Schnell mal eine Reise in das Gestern, eine Reise zum Senfglas, das ein Leser in einem Kommentar neulich lobte. Das Senfglas als Behälter für Wein, das gibt es heute noch in Frankreich. Mit Wein abgefüllte Senfgläser im Supermarkt. Ein Weißer. Ein Roter. Das reicht.
Ich nenne das die „Handke-Romantik“. Der Kärntner Schriftsteller Peter Handke lobte in seinem ersten Serbien-Buch die ehrlichen Weine der ärmlichen Bauern. Getrunken aus einfachen Senfgläsern. In dieser Lobrede des Einfachen liegt eine Verachtung für Hochkultur und das diese Hochkultur transportierende Bürgertum verborgen. Es ist die Suche nach der Vollständigkeit im Einfachen. Die hat jeder von uns mitgemacht. Und entweder abgelegt. Oder – wie Handke – zu seinem Lebensmotto erkoren.
Wer wissen will, wie einfach Glaskultur heute noch sein kann, der muss nur ein altes und traditionelles Pariser Bistro aufsuchen. Dort hält man auch für etwas bessere Weine meistens nur kleine und plumpe Gläser bereit. Frankreich ist in Sachen Glaskultur auf Steinzeitniveau. Und bevor mich der eine oder andere Leser nun wieder der präpotenten Simplifizierung bezichtigt: Ja, es gibt Ausnahmen. Und ja: Sie werden mehr.
Man braucht mehr Gläser, als man denkt
Die Glaskultur der Weingläser wie wir sie heute kennen, wurde in Österreich entwickelt. In Kufstein, an der bayrischen Grenze. Mit der Entwicklung des Sorten- und Regionenglases stiegen die dortigen Glasbläser eine zeitlang zu den wichtigsten Europas auf. Bis andere deutsche Glasbläser dem Beispiel folgten. Deutsche und österreichischen Manufakturen stellen heute die besten Weingläser der Welt her.
Doch mit dieser Revolution der Glasbläserei kam auch eine irre Vielfalt neuer Gläser auf den Markt. Man kam mit dem Kaufen gar nicht nach. Und dann gab es noch große Weinpersönlichkeiten, die ihre eigenen, sehr individuelle Gläserserien auf den Markt brachten. Diese Gläser waren toll, hatten aber neben ihrem exorbitanten Preis den gravierenden Nachteil, dass sie im Spüler kaputtgingen. Oder beim Polieren. Was für eine Verschwendung.

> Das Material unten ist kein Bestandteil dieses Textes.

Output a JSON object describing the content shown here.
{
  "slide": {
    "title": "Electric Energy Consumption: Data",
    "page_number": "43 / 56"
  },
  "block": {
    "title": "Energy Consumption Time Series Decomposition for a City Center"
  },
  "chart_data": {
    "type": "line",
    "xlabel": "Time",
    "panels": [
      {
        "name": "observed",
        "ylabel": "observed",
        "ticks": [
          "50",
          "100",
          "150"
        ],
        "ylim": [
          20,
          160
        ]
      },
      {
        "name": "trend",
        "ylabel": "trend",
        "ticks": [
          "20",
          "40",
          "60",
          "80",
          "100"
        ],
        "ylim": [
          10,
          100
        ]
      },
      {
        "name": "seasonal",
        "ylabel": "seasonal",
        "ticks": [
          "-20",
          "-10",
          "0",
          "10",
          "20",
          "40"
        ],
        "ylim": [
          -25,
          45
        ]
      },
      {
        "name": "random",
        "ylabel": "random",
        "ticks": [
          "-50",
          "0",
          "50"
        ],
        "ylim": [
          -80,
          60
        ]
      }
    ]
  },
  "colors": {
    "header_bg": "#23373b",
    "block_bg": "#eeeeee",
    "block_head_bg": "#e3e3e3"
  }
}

So begann der Siegeszug des Universalglas. Meist mit dickem Stiel. Und etwas dickeren Wänden. Dieses Glas ist ein enormer Fortschritt zum Senfglas. Aber auch ein enormer Rückschritt zur Glasvielfalt, wie sie schon einmal in den Restaurants zu sehen war. Unbestritten reichen zwei Universalgläser (für Rot und Weißweine) für die meisten Gelegenheiten. Doch wer einmal Sauvignon aus dem für diese Sorte entwickelten Sauvignonglas getrunken hat, der wird wissen, was verloren geht.
Und Vorsicht beim Polieren
Ich habe deswegen die ganze Serie behalten. Und kaufe jedes zerbrochene Glas nach. Beispielsweise das Syrah-Glas (oder Shiraz-Glas), das ich erst vor wenigen Monaten für mich entdeckt habe. Es hat ein ähnliches Bauchvolumen, wie das ständig in Gebrauch befindliche Bordeaux-Glas, ist aber etwas schmäler und hat eine engere Öffnung für Mund und Nase. Dadurch wird der Wein meist floraler, säuregeprägter. Und auch jünger. Meinem Empfinden nach.
Interessant auch das kleine Tempranillo-Glas, das mir manche spanischen Crianzas erst richtig vergnüglich machte. Zuvor, im Bordeauxglas, wirkten diese Spanier eher flach und einfach. Genial ist das Riesling-Gand-Cru-Glas, das gewichtige Rieslinge bei der Entfaltung ihrer Wucht unterstützt. Und meiner Nase jede Menge vom Terroir und der Unterschiedlichkeit der Regionen erzählt. Jede Menge mehr, als es das artverwandte Chardonnay-Glas tat, das ich bis vor wenigen Monaten aus Faulheit als universelles Weißweinglas einsetzte.
Und vom Sauvignonglas habe ich schon vorgeschwärmt. Das ist eine richtige Entdeckung, vor allem, weil diese Traube in Deutschland immer mehr an Bedeutung gewinnt.
Brunelloglas – braucht man das?
Interessant ist es aber auch, den gleichen Wein in ähnlichen Gläsern zu kosten. Also einen Bordeaux nicht nur aus einem Bordeauxglas, sondern auch aus einem Tempranillo,- Syrah,- Brunello,- oder Burgunderglas zu trinken. Es werden fünf verschiedene Weine sein. Und man erkennt, was das richtige Glas ausmacht. Oder man erkennt, dass einem der Bordeaux eigentlich im Brunello-Glas am besten schmeckt. Geht zumindest mir so.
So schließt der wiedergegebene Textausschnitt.